Is there some sort of equations to use for estimating how long the development will take?
let's say the database
time = sql storedprocedures * tables manipulated or something similar
Or are you just stuck having to get the experience to get adequate estimations?
As project manager you have to remember that the best you will ever we be able to do on your own is give your best guess as to how long a given project will take. How accurate you are. depends on your experience and the scope of the project.
The only way I know of to get a reasonably accurate estimate that is it to break the project into individual tasks and get the developer who will be doing the actual work to put an estimate on each task. You can then use an evidence based algorithm that takes the estimation accuracy of each developer into account to give you the probability of hitting a given deadline.

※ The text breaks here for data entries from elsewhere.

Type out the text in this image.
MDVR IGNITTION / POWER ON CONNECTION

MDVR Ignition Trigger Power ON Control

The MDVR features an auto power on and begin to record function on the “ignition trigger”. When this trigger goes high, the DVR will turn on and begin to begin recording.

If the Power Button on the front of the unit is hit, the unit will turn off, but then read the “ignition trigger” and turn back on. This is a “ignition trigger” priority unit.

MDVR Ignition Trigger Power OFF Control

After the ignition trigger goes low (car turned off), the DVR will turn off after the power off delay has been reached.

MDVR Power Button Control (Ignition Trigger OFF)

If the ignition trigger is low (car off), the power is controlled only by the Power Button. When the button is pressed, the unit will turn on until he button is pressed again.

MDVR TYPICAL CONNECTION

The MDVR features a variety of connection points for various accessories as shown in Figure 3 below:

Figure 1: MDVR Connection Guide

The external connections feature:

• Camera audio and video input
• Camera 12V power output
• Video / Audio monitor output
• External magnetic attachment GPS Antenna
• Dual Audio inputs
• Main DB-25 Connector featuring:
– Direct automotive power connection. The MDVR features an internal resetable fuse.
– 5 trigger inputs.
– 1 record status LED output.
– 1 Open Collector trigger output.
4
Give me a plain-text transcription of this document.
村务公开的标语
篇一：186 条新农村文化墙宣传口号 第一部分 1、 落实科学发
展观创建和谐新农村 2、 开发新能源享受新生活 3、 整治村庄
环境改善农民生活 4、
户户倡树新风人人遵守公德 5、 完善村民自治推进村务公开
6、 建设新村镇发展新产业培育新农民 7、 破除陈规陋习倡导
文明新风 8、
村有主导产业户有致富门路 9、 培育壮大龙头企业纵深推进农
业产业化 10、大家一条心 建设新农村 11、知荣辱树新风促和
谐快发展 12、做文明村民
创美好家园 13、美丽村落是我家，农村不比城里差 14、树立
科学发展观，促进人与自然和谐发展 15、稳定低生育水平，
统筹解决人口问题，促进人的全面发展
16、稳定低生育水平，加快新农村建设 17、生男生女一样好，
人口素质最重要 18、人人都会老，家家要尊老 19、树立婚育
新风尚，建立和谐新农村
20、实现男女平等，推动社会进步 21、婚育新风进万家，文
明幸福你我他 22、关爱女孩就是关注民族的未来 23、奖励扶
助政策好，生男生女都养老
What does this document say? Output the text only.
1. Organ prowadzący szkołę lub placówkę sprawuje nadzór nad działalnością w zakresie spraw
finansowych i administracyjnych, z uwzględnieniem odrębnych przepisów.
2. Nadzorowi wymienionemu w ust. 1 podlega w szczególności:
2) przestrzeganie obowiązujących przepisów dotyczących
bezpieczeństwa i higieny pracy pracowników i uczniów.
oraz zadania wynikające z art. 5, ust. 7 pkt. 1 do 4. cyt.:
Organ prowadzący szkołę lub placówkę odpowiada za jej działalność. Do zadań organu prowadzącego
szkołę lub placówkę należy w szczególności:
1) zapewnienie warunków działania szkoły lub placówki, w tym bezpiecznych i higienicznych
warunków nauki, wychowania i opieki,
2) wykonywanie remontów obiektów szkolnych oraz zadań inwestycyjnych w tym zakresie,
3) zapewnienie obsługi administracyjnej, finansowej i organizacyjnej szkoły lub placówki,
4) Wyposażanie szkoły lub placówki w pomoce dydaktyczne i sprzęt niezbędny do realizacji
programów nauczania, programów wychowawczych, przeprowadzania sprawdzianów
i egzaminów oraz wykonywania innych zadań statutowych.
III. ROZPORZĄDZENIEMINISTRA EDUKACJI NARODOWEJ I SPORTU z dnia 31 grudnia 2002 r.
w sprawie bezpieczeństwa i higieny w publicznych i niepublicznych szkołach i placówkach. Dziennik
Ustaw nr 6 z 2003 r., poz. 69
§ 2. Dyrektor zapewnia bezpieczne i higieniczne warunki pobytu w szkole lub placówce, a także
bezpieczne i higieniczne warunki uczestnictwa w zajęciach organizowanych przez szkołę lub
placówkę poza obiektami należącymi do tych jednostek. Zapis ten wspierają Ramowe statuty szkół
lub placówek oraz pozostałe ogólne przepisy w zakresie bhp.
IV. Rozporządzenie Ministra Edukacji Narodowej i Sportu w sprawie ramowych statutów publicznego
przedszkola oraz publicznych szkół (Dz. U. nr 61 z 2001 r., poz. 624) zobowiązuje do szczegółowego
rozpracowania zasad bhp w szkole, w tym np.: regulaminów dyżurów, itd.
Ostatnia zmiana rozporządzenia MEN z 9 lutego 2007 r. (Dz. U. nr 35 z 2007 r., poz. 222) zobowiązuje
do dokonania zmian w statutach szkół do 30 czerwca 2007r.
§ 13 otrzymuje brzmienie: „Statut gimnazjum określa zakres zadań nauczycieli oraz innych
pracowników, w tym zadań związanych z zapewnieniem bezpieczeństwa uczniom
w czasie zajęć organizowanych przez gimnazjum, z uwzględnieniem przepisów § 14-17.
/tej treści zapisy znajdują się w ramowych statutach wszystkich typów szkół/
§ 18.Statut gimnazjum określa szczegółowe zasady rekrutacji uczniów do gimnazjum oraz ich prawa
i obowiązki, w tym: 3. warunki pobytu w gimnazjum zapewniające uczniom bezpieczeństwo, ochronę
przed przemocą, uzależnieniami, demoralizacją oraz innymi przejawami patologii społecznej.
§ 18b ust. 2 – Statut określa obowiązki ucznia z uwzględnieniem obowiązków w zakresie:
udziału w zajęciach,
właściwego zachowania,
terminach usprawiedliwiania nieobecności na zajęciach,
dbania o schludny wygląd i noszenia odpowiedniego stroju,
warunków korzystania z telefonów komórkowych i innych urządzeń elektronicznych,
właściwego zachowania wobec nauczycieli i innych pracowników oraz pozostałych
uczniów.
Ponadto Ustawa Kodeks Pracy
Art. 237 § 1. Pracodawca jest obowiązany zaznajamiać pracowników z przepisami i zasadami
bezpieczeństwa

If the probability is too low, you have two choices: remove features or move the deadline.
Further reading:
http://www.joelonsoftware.com/items/2007/10/26.html
http://www.wordyard.com/2007/10/11/evidence-based-scheduling/
http://en.wikipedia.org/wiki/Monte_Carlo_method
There's no set formula out there that I've seen that would really work. Fogbugz has its monte carlo simulator which has somewhat of a concept for this, but really, experience is going to be your best point of reference. Every developer and every project will be different!
There will be such a formula as soon as computers can start generating all code themselves. Until then you are stuck with human developers who all have different levels of skill and development speed.